M&A activity in India could be accelerated by amending the definitions of mergers and demergers in the Indian Income Tax Act. Conditions stipulated in the Act are too onerous. If 90 per cent of shareholders of the merging company do not become shareholders of the merged entity and 75 per cent of the assets and liabilities are not transferred to the new entity, the deal cannot be called a merger.

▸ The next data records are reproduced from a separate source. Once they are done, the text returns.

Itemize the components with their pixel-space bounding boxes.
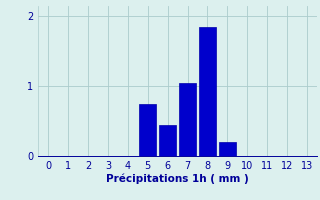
Bar [199,27,216,156]
Bar [159,125,176,156]
Bar [179,83,196,156]
Bar [139,104,156,156]
Bar [219,142,236,156]
X-axis label: Précipitations 1h ( mm ): Précipitations 1h ( mm ) [106,174,249,184]
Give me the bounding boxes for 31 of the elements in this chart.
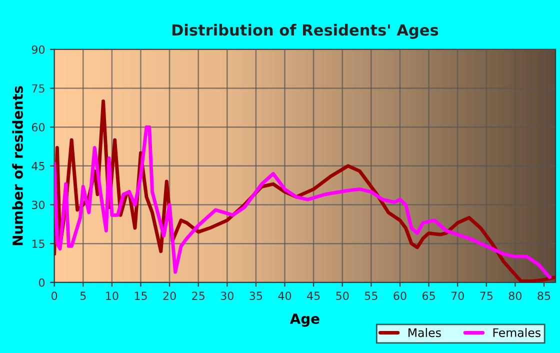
x-tick-label: 25	[192, 292, 204, 300]
legend-label: Females	[493, 328, 540, 338]
x-tick-label: 45	[307, 292, 320, 300]
x-tick-label: 40	[278, 292, 292, 300]
legend-label: Males	[408, 328, 441, 338]
x-tick-label: 35	[250, 292, 262, 300]
x-tick-label: 5	[80, 292, 86, 300]
chart-title: Distribution of Residents' Ages	[172, 24, 438, 39]
x-tick-label: 30	[220, 292, 234, 300]
x-tick-label: 80	[508, 292, 522, 300]
x-tick-label: 50	[336, 292, 349, 300]
y-tick-label: 0	[38, 278, 45, 287]
y-tick-label: 60	[32, 123, 45, 132]
y-axis-title: Number of residents	[12, 86, 23, 246]
x-tick-label: 10	[106, 292, 118, 300]
y-tick-label: 30	[32, 200, 45, 210]
x-tick-label: 75	[480, 292, 492, 300]
y-tick-label: 75	[32, 84, 44, 93]
x-tick-label: 55	[364, 292, 378, 300]
x-tick-label: 70	[451, 292, 464, 300]
x-axis-title: Age	[290, 314, 320, 327]
x-tick-label: 0	[52, 292, 58, 300]
line-series	[54, 125, 552, 279]
x-tick-label: 15	[134, 292, 147, 300]
x-tick-label: 20	[163, 292, 176, 300]
y-tick-label: 15	[32, 240, 44, 248]
x-tick-label: 85	[538, 292, 550, 300]
y-tick-label: 90	[32, 45, 45, 54]
x-tick-label: 60	[394, 292, 406, 300]
y-tick-label: 45	[32, 162, 44, 170]
x-tick-label: 65	[422, 292, 435, 300]
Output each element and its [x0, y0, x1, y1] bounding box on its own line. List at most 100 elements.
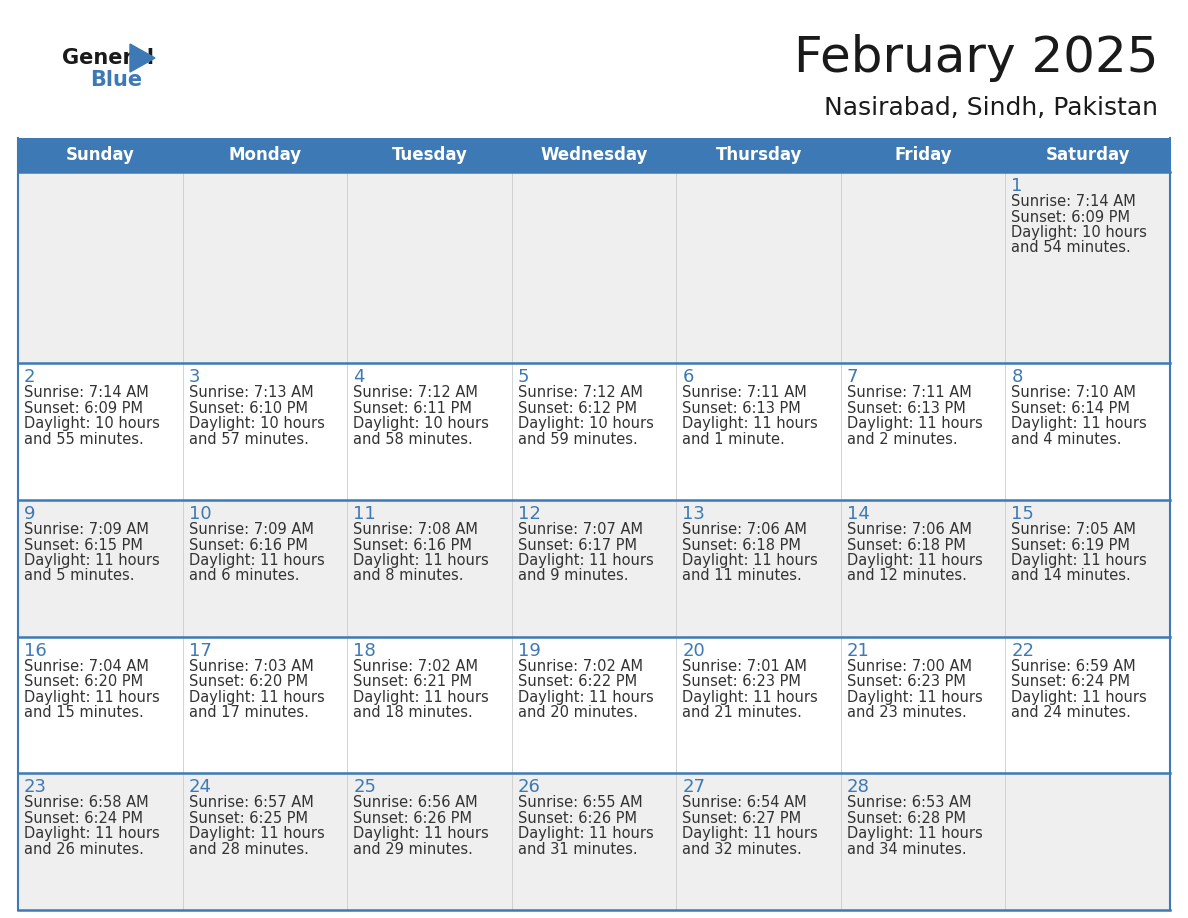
Text: Sunrise: 7:07 AM: Sunrise: 7:07 AM: [518, 522, 643, 537]
Text: 19: 19: [518, 642, 541, 660]
Text: 9: 9: [24, 505, 36, 523]
Text: Sunset: 6:13 PM: Sunset: 6:13 PM: [847, 401, 966, 416]
Text: and 55 minutes.: and 55 minutes.: [24, 431, 144, 447]
Text: and 2 minutes.: and 2 minutes.: [847, 431, 958, 447]
Text: Daylight: 10 hours: Daylight: 10 hours: [353, 417, 489, 431]
Text: Sunrise: 7:01 AM: Sunrise: 7:01 AM: [682, 659, 807, 674]
Text: and 9 minutes.: and 9 minutes.: [518, 568, 628, 584]
Text: 1: 1: [1011, 177, 1023, 195]
Text: Sunset: 6:20 PM: Sunset: 6:20 PM: [24, 674, 143, 689]
Text: Sunrise: 6:54 AM: Sunrise: 6:54 AM: [682, 795, 807, 811]
Text: Daylight: 11 hours: Daylight: 11 hours: [353, 553, 489, 568]
Text: Sunrise: 7:06 AM: Sunrise: 7:06 AM: [682, 522, 807, 537]
Text: Sunrise: 7:10 AM: Sunrise: 7:10 AM: [1011, 386, 1136, 400]
Text: Wednesday: Wednesday: [541, 146, 647, 164]
Text: Sunrise: 6:55 AM: Sunrise: 6:55 AM: [518, 795, 643, 811]
Text: 16: 16: [24, 642, 46, 660]
Text: Sunset: 6:12 PM: Sunset: 6:12 PM: [518, 401, 637, 416]
Text: 14: 14: [847, 505, 870, 523]
Text: Daylight: 11 hours: Daylight: 11 hours: [24, 689, 159, 705]
Text: Sunrise: 6:53 AM: Sunrise: 6:53 AM: [847, 795, 972, 811]
Text: Daylight: 11 hours: Daylight: 11 hours: [682, 417, 819, 431]
Text: Sunrise: 7:09 AM: Sunrise: 7:09 AM: [24, 522, 148, 537]
Text: Daylight: 11 hours: Daylight: 11 hours: [847, 826, 982, 841]
Text: 18: 18: [353, 642, 375, 660]
Text: and 26 minutes.: and 26 minutes.: [24, 842, 144, 856]
Text: and 11 minutes.: and 11 minutes.: [682, 568, 802, 584]
Text: and 18 minutes.: and 18 minutes.: [353, 705, 473, 720]
Text: Daylight: 11 hours: Daylight: 11 hours: [518, 689, 653, 705]
Text: and 15 minutes.: and 15 minutes.: [24, 705, 144, 720]
Text: 21: 21: [847, 642, 870, 660]
Text: 15: 15: [1011, 505, 1035, 523]
Text: Sunrise: 7:14 AM: Sunrise: 7:14 AM: [1011, 194, 1136, 209]
Text: Daylight: 11 hours: Daylight: 11 hours: [1011, 553, 1148, 568]
Text: Friday: Friday: [895, 146, 952, 164]
Text: Sunrise: 7:13 AM: Sunrise: 7:13 AM: [189, 386, 314, 400]
Text: Daylight: 11 hours: Daylight: 11 hours: [1011, 417, 1148, 431]
Text: Sunrise: 7:08 AM: Sunrise: 7:08 AM: [353, 522, 478, 537]
Text: Sunset: 6:25 PM: Sunset: 6:25 PM: [189, 811, 308, 826]
Text: Sunset: 6:10 PM: Sunset: 6:10 PM: [189, 401, 308, 416]
Text: Daylight: 11 hours: Daylight: 11 hours: [682, 553, 819, 568]
Text: Daylight: 10 hours: Daylight: 10 hours: [518, 417, 653, 431]
Text: Daylight: 11 hours: Daylight: 11 hours: [682, 689, 819, 705]
Text: and 59 minutes.: and 59 minutes.: [518, 431, 638, 447]
Text: and 5 minutes.: and 5 minutes.: [24, 568, 134, 584]
Text: Sunrise: 7:11 AM: Sunrise: 7:11 AM: [847, 386, 972, 400]
Text: Daylight: 10 hours: Daylight: 10 hours: [1011, 225, 1148, 240]
Text: and 8 minutes.: and 8 minutes.: [353, 568, 463, 584]
Text: Daylight: 11 hours: Daylight: 11 hours: [1011, 689, 1148, 705]
Text: and 17 minutes.: and 17 minutes.: [189, 705, 309, 720]
Polygon shape: [129, 44, 154, 72]
Text: Daylight: 11 hours: Daylight: 11 hours: [518, 553, 653, 568]
Text: and 28 minutes.: and 28 minutes.: [189, 842, 309, 856]
Text: Sunrise: 6:56 AM: Sunrise: 6:56 AM: [353, 795, 478, 811]
Text: Saturday: Saturday: [1045, 146, 1130, 164]
Text: Sunset: 6:20 PM: Sunset: 6:20 PM: [189, 674, 308, 689]
Text: and 32 minutes.: and 32 minutes.: [682, 842, 802, 856]
Text: Sunset: 6:22 PM: Sunset: 6:22 PM: [518, 674, 637, 689]
Text: 5: 5: [518, 368, 529, 386]
Text: Sunset: 6:09 PM: Sunset: 6:09 PM: [1011, 209, 1131, 225]
Text: Sunset: 6:17 PM: Sunset: 6:17 PM: [518, 538, 637, 553]
Text: Sunset: 6:13 PM: Sunset: 6:13 PM: [682, 401, 801, 416]
Text: and 54 minutes.: and 54 minutes.: [1011, 241, 1131, 255]
Text: Sunset: 6:18 PM: Sunset: 6:18 PM: [847, 538, 966, 553]
Text: 24: 24: [189, 778, 211, 796]
Bar: [18, 500, 1170, 637]
Text: 23: 23: [24, 778, 48, 796]
Text: Daylight: 11 hours: Daylight: 11 hours: [24, 826, 159, 841]
Text: Daylight: 11 hours: Daylight: 11 hours: [847, 689, 982, 705]
Text: Sunset: 6:14 PM: Sunset: 6:14 PM: [1011, 401, 1130, 416]
Text: 10: 10: [189, 505, 211, 523]
Text: and 14 minutes.: and 14 minutes.: [1011, 568, 1131, 584]
Text: Sunset: 6:18 PM: Sunset: 6:18 PM: [682, 538, 801, 553]
Text: Daylight: 10 hours: Daylight: 10 hours: [189, 417, 324, 431]
Text: Sunrise: 7:05 AM: Sunrise: 7:05 AM: [1011, 522, 1136, 537]
Text: Daylight: 11 hours: Daylight: 11 hours: [847, 417, 982, 431]
Text: Daylight: 11 hours: Daylight: 11 hours: [518, 826, 653, 841]
Text: Daylight: 11 hours: Daylight: 11 hours: [353, 689, 489, 705]
Text: 12: 12: [518, 505, 541, 523]
Text: and 29 minutes.: and 29 minutes.: [353, 842, 473, 856]
Text: Sunset: 6:16 PM: Sunset: 6:16 PM: [189, 538, 308, 553]
Text: Tuesday: Tuesday: [392, 146, 467, 164]
Text: February 2025: February 2025: [794, 34, 1158, 82]
Text: Sunset: 6:19 PM: Sunset: 6:19 PM: [1011, 538, 1130, 553]
Text: Sunset: 6:11 PM: Sunset: 6:11 PM: [353, 401, 472, 416]
Text: 4: 4: [353, 368, 365, 386]
Text: Sunday: Sunday: [65, 146, 134, 164]
Text: Sunrise: 6:59 AM: Sunrise: 6:59 AM: [1011, 659, 1136, 674]
Bar: [18, 773, 1170, 910]
Bar: [18, 138, 1170, 172]
Text: Sunrise: 6:58 AM: Sunrise: 6:58 AM: [24, 795, 148, 811]
Text: and 6 minutes.: and 6 minutes.: [189, 568, 299, 584]
Text: Sunset: 6:26 PM: Sunset: 6:26 PM: [353, 811, 472, 826]
Text: Sunset: 6:21 PM: Sunset: 6:21 PM: [353, 674, 472, 689]
Text: and 34 minutes.: and 34 minutes.: [847, 842, 967, 856]
Text: 13: 13: [682, 505, 706, 523]
Text: 8: 8: [1011, 368, 1023, 386]
Text: and 23 minutes.: and 23 minutes.: [847, 705, 967, 720]
Text: Daylight: 11 hours: Daylight: 11 hours: [682, 826, 819, 841]
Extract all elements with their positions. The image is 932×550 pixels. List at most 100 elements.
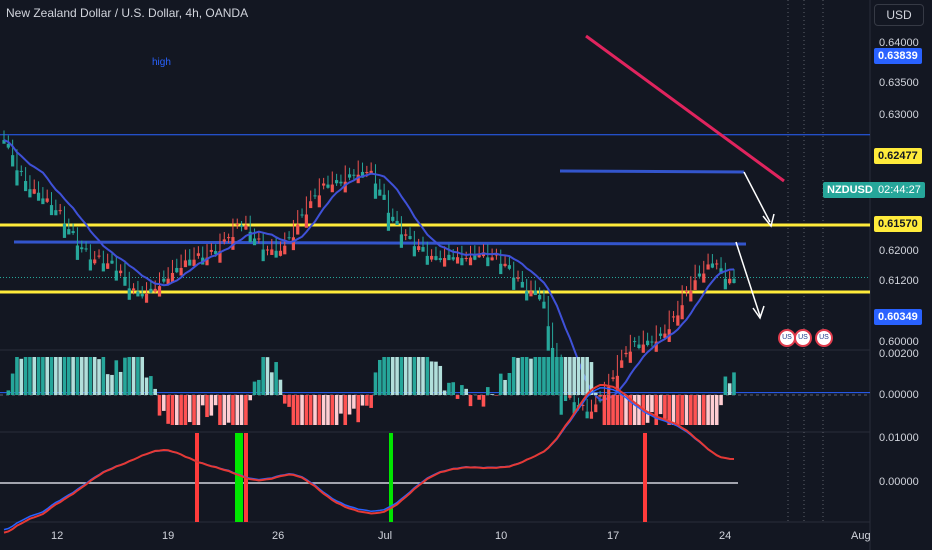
candle-body bbox=[11, 155, 15, 167]
candle-body bbox=[395, 220, 399, 226]
osc1-bar bbox=[183, 395, 188, 425]
osc1-bar bbox=[576, 357, 581, 395]
osc1-bar bbox=[179, 395, 183, 425]
osc1-bar bbox=[568, 357, 572, 395]
us-event-flag-icon[interactable]: US bbox=[794, 329, 812, 347]
osc1-bar bbox=[32, 357, 37, 395]
candle-body bbox=[235, 224, 239, 226]
candle-body bbox=[248, 231, 252, 243]
osc1-bar bbox=[330, 395, 335, 425]
candle-body bbox=[382, 194, 386, 200]
osc1-bar bbox=[563, 357, 568, 395]
osc1-bar bbox=[123, 357, 127, 395]
candle-body bbox=[274, 250, 278, 258]
osc1-bar bbox=[205, 395, 209, 418]
candle-body bbox=[494, 254, 499, 256]
candle-body bbox=[23, 181, 28, 192]
osc1-bar bbox=[650, 395, 654, 413]
candle-body bbox=[157, 286, 162, 297]
candle-body bbox=[473, 254, 477, 260]
osc1-bar bbox=[485, 387, 490, 395]
osc1-bar bbox=[481, 395, 486, 407]
osc1-bar bbox=[71, 357, 75, 395]
osc1-bar bbox=[62, 357, 67, 395]
osc1-bar bbox=[714, 395, 719, 425]
osc1-bar bbox=[226, 395, 231, 423]
osc1-bar bbox=[455, 395, 460, 399]
candle-body bbox=[356, 174, 360, 184]
candle-body bbox=[486, 257, 490, 267]
candle-body bbox=[663, 333, 667, 338]
candle-body bbox=[671, 316, 676, 318]
candle-body bbox=[106, 263, 110, 269]
osc1-bar bbox=[593, 392, 598, 395]
candle-body bbox=[196, 253, 200, 256]
candle-body bbox=[438, 258, 442, 261]
osc1-bar bbox=[295, 395, 300, 425]
osc1-bar bbox=[58, 357, 62, 395]
symbol-title[interactable]: New Zealand Dollar / U.S. Dollar, 4h, OA… bbox=[6, 6, 249, 20]
candle-body bbox=[2, 140, 6, 144]
osc1-bar bbox=[110, 374, 114, 395]
candle-body bbox=[347, 174, 352, 178]
moving-average-line bbox=[3, 139, 735, 401]
osc1-bar bbox=[529, 358, 533, 395]
candle-body bbox=[706, 264, 710, 270]
us-event-flag-icon[interactable]: US bbox=[815, 329, 833, 347]
osc1-bar bbox=[114, 360, 119, 395]
candle-body bbox=[546, 326, 550, 351]
candle-body bbox=[343, 181, 347, 193]
candle-body bbox=[512, 277, 516, 290]
candle-body bbox=[136, 291, 140, 297]
currency-button[interactable]: USD bbox=[874, 4, 924, 26]
osc1-bar bbox=[54, 357, 58, 395]
candle-body bbox=[628, 351, 632, 363]
osc1-bar bbox=[278, 379, 283, 395]
candle-body bbox=[166, 278, 170, 285]
osc1-bar bbox=[671, 395, 676, 425]
candle-body bbox=[650, 341, 654, 343]
osc1-bar bbox=[162, 395, 166, 411]
osc1-bar bbox=[261, 357, 265, 395]
osc1-bar bbox=[429, 361, 434, 395]
osc1-bar bbox=[369, 395, 373, 408]
osc1-bar bbox=[619, 395, 624, 425]
candle-body bbox=[123, 276, 127, 286]
osc1-bar bbox=[468, 395, 473, 407]
candle-body bbox=[67, 229, 71, 235]
support-trend-line bbox=[13, 240, 747, 246]
osc1-bar bbox=[218, 395, 222, 425]
osc1-bar bbox=[390, 357, 395, 395]
candle-body bbox=[715, 263, 719, 265]
osc1-bar bbox=[399, 357, 404, 395]
candle-body bbox=[455, 257, 460, 264]
osc1-bar bbox=[174, 395, 179, 425]
osc1-bar bbox=[602, 395, 607, 425]
candle-body bbox=[183, 260, 188, 268]
candle-body bbox=[119, 270, 123, 274]
osc1-bar bbox=[546, 357, 551, 395]
osc1-bar bbox=[244, 395, 248, 425]
osc1-bar bbox=[360, 395, 365, 406]
osc1-bar bbox=[196, 395, 201, 425]
osc1-bar bbox=[684, 395, 689, 425]
candle-body bbox=[460, 258, 464, 266]
candle-body bbox=[326, 184, 330, 188]
osc1-bar bbox=[585, 357, 589, 395]
candle-body bbox=[322, 183, 326, 186]
osc1-bar bbox=[498, 373, 503, 395]
osc1-bar bbox=[516, 357, 520, 395]
osc1-bar bbox=[356, 395, 361, 423]
candle-body bbox=[442, 258, 447, 267]
osc1-bar bbox=[118, 371, 123, 395]
candle-body bbox=[620, 360, 624, 368]
candle-body bbox=[378, 189, 382, 196]
descending-trend-line bbox=[585, 34, 785, 183]
osc1-bar bbox=[403, 357, 408, 395]
candle-body bbox=[283, 245, 287, 255]
osc1-bar bbox=[352, 395, 356, 409]
candle-body bbox=[417, 246, 421, 250]
candle-body bbox=[369, 170, 373, 174]
osc1-bar bbox=[507, 373, 512, 395]
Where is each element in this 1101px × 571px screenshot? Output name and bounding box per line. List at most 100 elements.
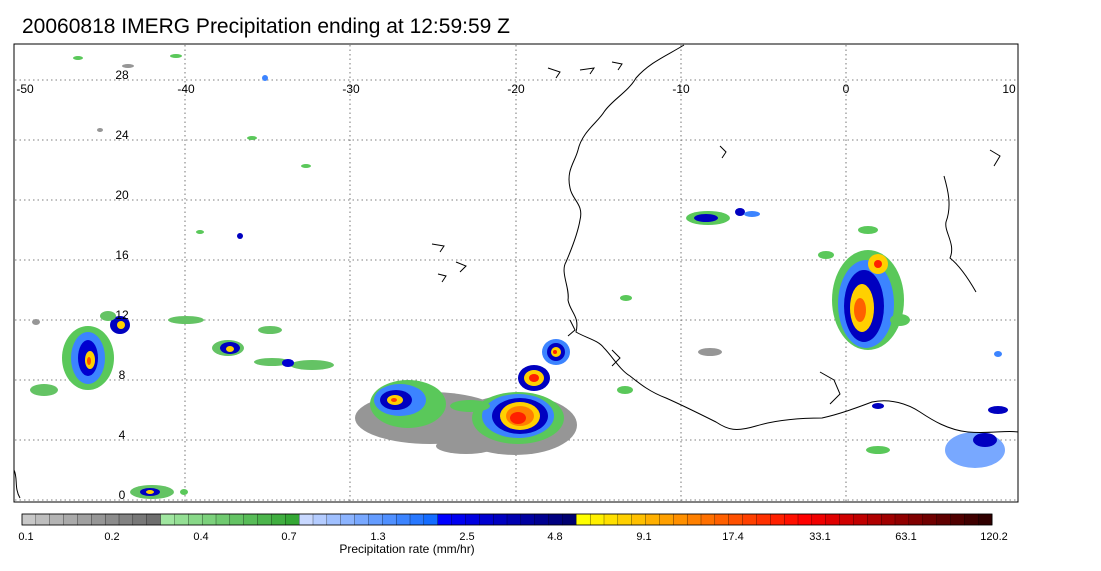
colorbar-cell — [908, 513, 924, 526]
colorbar-cell — [811, 513, 827, 526]
lon-tick-label: -10 — [672, 82, 690, 96]
colorbar-cell — [118, 513, 134, 526]
colorbar-cell — [395, 513, 411, 526]
longitude-labels: -50 -40 -30 -20 -10 0 10 — [16, 82, 1016, 96]
colorbar-cell — [243, 513, 259, 526]
lat-tick-label: 24 — [115, 128, 129, 142]
colorbar-cell — [368, 513, 383, 526]
colorbar-cell — [188, 513, 203, 526]
colorbar-cell — [479, 513, 494, 526]
colorbar-cell — [271, 513, 286, 526]
colorbar-cell — [700, 513, 716, 526]
colorbar-cell — [742, 513, 757, 526]
colorbar-cell — [215, 513, 231, 526]
colorbar-cell — [201, 513, 217, 526]
colorbar-tick-label: 0.1 — [18, 531, 33, 543]
colorbar-cell — [659, 513, 674, 526]
colorbar-cell — [77, 513, 92, 526]
colorbar-cell — [922, 513, 938, 526]
colorbar-cell — [423, 513, 439, 526]
colorbar-cell — [465, 513, 480, 526]
colorbar-cell — [770, 513, 785, 526]
colorbar-tick-label: 4.8 — [547, 531, 562, 543]
lat-tick-label: 16 — [115, 248, 129, 262]
colorbar-cell — [451, 513, 466, 526]
colorbar-cell — [936, 513, 951, 526]
lon-tick-label: -20 — [507, 82, 525, 96]
colorbar-cell — [160, 513, 175, 526]
colorbar-cell — [91, 513, 106, 526]
colorbar-cell — [603, 513, 619, 526]
colorbar-cell — [146, 513, 162, 526]
colorbar-cell — [853, 513, 868, 526]
colorbar-cell — [894, 513, 910, 526]
colorbar-cell — [548, 513, 563, 526]
lon-tick-label: -50 — [16, 82, 34, 96]
lon-tick-label: 10 — [1002, 82, 1016, 96]
colorbar-cell — [880, 513, 896, 526]
colorbar-tick-label: 2.5 — [459, 531, 474, 543]
colorbar-cell — [977, 513, 993, 526]
precipitation-field — [30, 54, 1008, 499]
lat-tick-label: 4 — [119, 428, 126, 442]
colorbar-title: Precipitation rate (mm/hr) — [339, 542, 474, 556]
colorbar-cell — [132, 513, 148, 526]
colorbar-cell — [645, 513, 660, 526]
colorbar-cell — [576, 513, 591, 526]
lon-tick-label: -40 — [177, 82, 195, 96]
colorbar-tick-label: 33.1 — [809, 531, 830, 543]
colorbar-cell — [21, 513, 37, 526]
lat-tick-label: 0 — [119, 488, 126, 502]
colorbar-cell — [756, 513, 771, 526]
lat-tick-label: 20 — [115, 188, 129, 202]
colorbar-cell — [506, 513, 522, 526]
lat-tick-label: 8 — [119, 368, 126, 382]
colorbar-cell — [257, 513, 272, 526]
colorbar-cell — [340, 513, 356, 526]
colorbar-cell — [950, 513, 965, 526]
colorbar-cell — [867, 513, 882, 526]
colorbar-cell — [409, 513, 425, 526]
colorbar-cell — [35, 513, 51, 526]
colorbar-cell — [839, 513, 854, 526]
colorbar-cell — [326, 513, 342, 526]
colorbar-cell — [617, 513, 633, 526]
colorbar-cell — [631, 513, 647, 526]
colorbar-frame — [21, 513, 993, 526]
colorbar-cell — [298, 513, 314, 526]
colorbar-cell — [673, 513, 688, 526]
colorbar-cell — [63, 513, 78, 526]
colorbar-cell — [312, 513, 328, 526]
colorbar-tick-label: 0.7 — [281, 531, 296, 543]
colorbar-tick-label: 0.2 — [104, 531, 119, 543]
colorbar-cell — [589, 513, 605, 526]
colorbar-labels: 0.1 0.2 0.4 0.7 1.3 2.5 4.8 9.1 17.4 33.… — [18, 531, 1007, 543]
lat-tick-label: 28 — [115, 68, 129, 82]
colorbar-tick-label: 0.4 — [193, 531, 208, 543]
lat-tick-label: 12 — [115, 308, 129, 322]
colorbar-cell — [104, 513, 120, 526]
colorbar-cell — [229, 513, 245, 526]
colorbar-cell — [825, 513, 841, 526]
lon-tick-label: 0 — [843, 82, 850, 96]
colorbar-cell — [520, 513, 536, 526]
colorbar-cell — [174, 513, 189, 526]
colorbar-cell — [797, 513, 813, 526]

That means the deal is not tax-exempt and the merged entity has to pay capital gains tax at a hefty 22 per cent. Certainly, such taxation provisions push up the cost of a deal.
Financing M&A
Then there is this issue of financing which is hindering the pace of Indian M&A. Indian banks cannot lend against shares, takeover funding is inadequate, asset cover continues to be the focus in bank lending and there is no market for mezzanine debt. This calls for changes in mindset of all the parties concerned (See story on Pg 7).
Attitudinal changes
Accelerating the pace of Indian M&A also calls for drastic attitudinal changes among Indian business families, M&A intermediaries and corporate managers. Indian business families hardly know anything about share valuation. Concepts such as discounted cash flows and shareholder values are alien to them. Says Kai Taraporevala of India Advisory Partners: "Most M&A intermediaries offer their clients mistaken ideas of how much a company is worth." This is the biggest hurdle in closing M&A deals in India.
One noteworthy thing here is that most M&A deals involve large companies. There are many mid-cap companies which are in trouble today and are not saleable. This restricts the number of M&A deals. Such companies should go in for M&A with a little help from the FIs.
The government too needs to change its mindset. A huge part of Indian enterprise still belongs to the government. So, the government should consider strategic sale of its controlling stakes than just listing five or ten per cent of PSUs. Says Kapoor of Rabo India Finance: "The government should divest lock, stock and barrel." Until all these happen, the true potential of Indian M&A is bound to remain untapped.